Le triomphe du singe-araignée – Joyce Carol Oates

Le triomphe du singe-araignée de Joyce Carol Oates
Le triomphe du singe-araignée de Joyce Carol Oates

Titre et auteur : Le triomphe du singe-araignée de Joyce Carol Oates

Maison d’édition : Points

Date de publication :  16 février 2012

Nb pages : 127

Résumé :

Accusé Bobbie Gotteson, levez-vous! Au tribunal, se joue la vie de cet énergumène, faciès de singe et jambes velues d’araignée. Il voulait briller sous les feux de la rampe en étant acteur ou chanteur. Raté! Aujourd’hui, il est sous les projecteurs de la Justice à cause de son principal hobby: découper des femmes à la machette. Bobbie Gotteson, autoproclamé le Taré, vous êtes condamné!

Avis : ★★☆☆☆

Je n’ai pas trop aimé ce roman de Joyce Carol Oates. Il y a du positif mais qui est largement passé à la trappe sous les aspects négatifs.

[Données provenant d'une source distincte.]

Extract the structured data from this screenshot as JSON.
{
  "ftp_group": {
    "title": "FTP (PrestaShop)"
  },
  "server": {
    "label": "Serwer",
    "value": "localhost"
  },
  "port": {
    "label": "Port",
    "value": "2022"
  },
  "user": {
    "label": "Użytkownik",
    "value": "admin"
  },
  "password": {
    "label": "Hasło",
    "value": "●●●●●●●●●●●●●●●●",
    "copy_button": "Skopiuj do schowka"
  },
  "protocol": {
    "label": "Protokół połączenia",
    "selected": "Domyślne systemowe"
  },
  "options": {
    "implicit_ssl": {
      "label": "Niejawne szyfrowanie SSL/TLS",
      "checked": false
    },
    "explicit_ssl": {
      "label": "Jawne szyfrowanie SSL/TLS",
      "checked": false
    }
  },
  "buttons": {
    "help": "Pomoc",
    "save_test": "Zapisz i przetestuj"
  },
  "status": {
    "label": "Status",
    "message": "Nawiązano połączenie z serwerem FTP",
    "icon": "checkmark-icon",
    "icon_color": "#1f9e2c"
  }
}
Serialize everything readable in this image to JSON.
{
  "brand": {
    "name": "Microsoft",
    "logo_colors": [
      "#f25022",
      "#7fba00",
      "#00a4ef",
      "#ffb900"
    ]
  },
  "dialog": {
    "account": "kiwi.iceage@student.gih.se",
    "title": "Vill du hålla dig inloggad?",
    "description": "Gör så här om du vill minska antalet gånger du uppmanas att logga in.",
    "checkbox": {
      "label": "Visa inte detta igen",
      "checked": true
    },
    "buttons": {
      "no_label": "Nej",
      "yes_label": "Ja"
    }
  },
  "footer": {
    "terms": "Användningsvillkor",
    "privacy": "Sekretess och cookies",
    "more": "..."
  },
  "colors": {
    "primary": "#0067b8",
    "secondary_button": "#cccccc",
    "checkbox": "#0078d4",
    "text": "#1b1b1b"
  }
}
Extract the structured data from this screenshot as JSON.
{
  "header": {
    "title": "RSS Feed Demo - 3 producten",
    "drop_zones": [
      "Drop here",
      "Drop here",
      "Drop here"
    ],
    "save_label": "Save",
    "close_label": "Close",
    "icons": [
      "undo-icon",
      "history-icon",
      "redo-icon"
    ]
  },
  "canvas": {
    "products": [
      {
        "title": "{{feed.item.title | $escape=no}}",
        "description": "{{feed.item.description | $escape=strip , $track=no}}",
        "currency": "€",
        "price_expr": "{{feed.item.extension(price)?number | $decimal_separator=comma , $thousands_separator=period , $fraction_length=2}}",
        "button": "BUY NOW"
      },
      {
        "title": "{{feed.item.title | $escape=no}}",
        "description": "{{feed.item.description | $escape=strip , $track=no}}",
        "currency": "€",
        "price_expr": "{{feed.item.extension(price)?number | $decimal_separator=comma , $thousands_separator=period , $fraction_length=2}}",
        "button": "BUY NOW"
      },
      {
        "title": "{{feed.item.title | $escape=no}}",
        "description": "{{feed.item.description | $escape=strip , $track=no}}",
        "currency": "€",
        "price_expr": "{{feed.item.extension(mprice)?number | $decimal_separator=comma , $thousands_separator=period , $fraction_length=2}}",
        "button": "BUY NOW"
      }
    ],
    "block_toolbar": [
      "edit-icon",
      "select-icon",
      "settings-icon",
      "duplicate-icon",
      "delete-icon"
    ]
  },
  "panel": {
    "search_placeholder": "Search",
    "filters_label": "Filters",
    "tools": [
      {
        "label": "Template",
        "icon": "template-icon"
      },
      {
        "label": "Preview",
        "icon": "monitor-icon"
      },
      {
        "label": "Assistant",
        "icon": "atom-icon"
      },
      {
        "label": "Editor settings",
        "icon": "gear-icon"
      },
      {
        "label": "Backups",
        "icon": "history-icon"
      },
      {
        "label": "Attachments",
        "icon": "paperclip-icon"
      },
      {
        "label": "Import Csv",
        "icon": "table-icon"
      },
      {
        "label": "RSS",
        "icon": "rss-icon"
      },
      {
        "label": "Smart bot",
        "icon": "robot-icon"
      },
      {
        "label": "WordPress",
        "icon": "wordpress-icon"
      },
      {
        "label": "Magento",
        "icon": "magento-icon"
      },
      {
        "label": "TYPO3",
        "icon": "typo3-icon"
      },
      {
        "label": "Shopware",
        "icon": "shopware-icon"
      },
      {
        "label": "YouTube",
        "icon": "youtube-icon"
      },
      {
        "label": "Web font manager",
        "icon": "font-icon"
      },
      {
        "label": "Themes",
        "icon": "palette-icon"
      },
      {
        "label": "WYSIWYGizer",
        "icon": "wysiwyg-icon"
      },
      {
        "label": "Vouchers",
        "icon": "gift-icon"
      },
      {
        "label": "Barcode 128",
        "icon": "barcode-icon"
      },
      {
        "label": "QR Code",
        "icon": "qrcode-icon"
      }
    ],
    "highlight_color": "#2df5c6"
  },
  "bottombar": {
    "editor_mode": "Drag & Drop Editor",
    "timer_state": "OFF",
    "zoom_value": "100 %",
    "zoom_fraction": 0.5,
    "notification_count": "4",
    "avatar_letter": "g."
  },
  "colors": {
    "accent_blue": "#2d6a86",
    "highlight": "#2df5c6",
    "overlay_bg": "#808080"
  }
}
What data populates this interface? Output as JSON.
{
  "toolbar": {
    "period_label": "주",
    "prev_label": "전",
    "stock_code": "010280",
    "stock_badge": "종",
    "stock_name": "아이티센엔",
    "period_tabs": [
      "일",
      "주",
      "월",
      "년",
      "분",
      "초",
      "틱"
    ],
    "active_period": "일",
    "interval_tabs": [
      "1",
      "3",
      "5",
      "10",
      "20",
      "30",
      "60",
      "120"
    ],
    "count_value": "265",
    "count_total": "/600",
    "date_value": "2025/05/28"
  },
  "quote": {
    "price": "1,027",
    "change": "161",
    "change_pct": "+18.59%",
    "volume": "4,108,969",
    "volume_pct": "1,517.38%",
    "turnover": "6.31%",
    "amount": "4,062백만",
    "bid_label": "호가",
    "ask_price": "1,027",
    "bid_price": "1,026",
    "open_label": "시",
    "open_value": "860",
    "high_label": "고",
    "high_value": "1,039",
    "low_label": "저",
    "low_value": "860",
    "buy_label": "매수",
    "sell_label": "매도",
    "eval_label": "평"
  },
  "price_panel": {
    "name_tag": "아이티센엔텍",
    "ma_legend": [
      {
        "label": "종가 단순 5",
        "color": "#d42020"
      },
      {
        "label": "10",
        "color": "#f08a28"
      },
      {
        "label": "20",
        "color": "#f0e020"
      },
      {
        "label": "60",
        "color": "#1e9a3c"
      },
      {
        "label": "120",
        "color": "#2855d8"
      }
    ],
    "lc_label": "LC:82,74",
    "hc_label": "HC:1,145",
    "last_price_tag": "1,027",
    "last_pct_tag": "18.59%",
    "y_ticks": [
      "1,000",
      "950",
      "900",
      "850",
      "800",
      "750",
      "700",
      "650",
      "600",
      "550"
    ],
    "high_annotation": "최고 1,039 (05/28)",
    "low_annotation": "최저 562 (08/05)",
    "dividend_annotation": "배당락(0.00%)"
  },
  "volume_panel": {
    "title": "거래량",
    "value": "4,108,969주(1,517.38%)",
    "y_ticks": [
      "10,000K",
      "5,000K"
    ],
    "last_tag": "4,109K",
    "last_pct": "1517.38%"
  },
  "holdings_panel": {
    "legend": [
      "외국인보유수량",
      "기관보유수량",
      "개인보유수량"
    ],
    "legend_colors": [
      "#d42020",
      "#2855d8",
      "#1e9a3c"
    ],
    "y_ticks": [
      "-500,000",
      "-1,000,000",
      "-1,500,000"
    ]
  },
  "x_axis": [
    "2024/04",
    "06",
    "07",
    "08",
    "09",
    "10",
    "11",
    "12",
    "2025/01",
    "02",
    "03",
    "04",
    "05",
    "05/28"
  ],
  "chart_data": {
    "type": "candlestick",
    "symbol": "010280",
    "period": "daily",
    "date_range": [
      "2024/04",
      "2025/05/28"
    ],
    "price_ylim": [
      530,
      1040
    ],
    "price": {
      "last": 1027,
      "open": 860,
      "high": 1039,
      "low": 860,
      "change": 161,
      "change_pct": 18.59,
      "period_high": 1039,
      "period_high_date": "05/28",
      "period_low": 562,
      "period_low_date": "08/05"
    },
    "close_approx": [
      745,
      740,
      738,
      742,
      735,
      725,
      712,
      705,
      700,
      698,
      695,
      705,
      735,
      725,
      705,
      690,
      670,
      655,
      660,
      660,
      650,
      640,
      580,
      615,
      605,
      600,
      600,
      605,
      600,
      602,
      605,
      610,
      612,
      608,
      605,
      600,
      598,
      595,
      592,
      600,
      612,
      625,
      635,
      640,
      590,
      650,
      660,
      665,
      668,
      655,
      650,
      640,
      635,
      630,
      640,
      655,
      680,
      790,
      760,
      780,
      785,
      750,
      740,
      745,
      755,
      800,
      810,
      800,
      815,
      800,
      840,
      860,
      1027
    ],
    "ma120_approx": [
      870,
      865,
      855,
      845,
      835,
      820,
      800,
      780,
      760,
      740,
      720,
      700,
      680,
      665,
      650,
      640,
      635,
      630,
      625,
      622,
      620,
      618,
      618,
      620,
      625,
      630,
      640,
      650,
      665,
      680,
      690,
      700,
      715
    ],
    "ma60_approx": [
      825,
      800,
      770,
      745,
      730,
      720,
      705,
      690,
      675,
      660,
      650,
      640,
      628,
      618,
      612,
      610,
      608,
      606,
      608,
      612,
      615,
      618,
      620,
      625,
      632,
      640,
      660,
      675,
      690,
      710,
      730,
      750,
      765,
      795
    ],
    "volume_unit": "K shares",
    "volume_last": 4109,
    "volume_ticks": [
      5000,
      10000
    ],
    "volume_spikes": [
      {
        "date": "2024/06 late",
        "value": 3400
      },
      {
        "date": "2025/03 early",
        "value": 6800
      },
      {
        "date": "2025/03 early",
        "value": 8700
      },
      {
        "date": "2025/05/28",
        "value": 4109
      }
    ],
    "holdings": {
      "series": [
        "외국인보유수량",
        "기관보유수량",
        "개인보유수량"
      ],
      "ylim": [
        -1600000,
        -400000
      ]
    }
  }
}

La lecture de ce livre est assez difficile. Les mots se déchiffrent, les phrases se décomposent, le texte ne fait pas sens immédiatement. La narration est extrêmement complexe. Je pense que l’auteur a voulu rendre compte de l’état avancé de la maladie mentale de Bobbie Gotteson à travers une narration farfelue mais cela rend très difficile la compréhension de la lecture. On passe de la troisième personne à la première personne sans transition, ce qui est un peu perturbant. Tout au long du récit, on peut comprendre que c’est Bobbie lui-même qui raconte son histoire, même s’il s’exprime à la troisième personne en parlant de lui parfois (ce qui n’est pas étonnant puisqu’il souffre de trouble de dissociation). Son récit est entrecoupé de passage en italique qui font référence à son procès, avec le point de vue des personnes extérieures. On peut ainsi comparer la vision des choses du « singe-araignée » et celle des autres qui diffère totalement.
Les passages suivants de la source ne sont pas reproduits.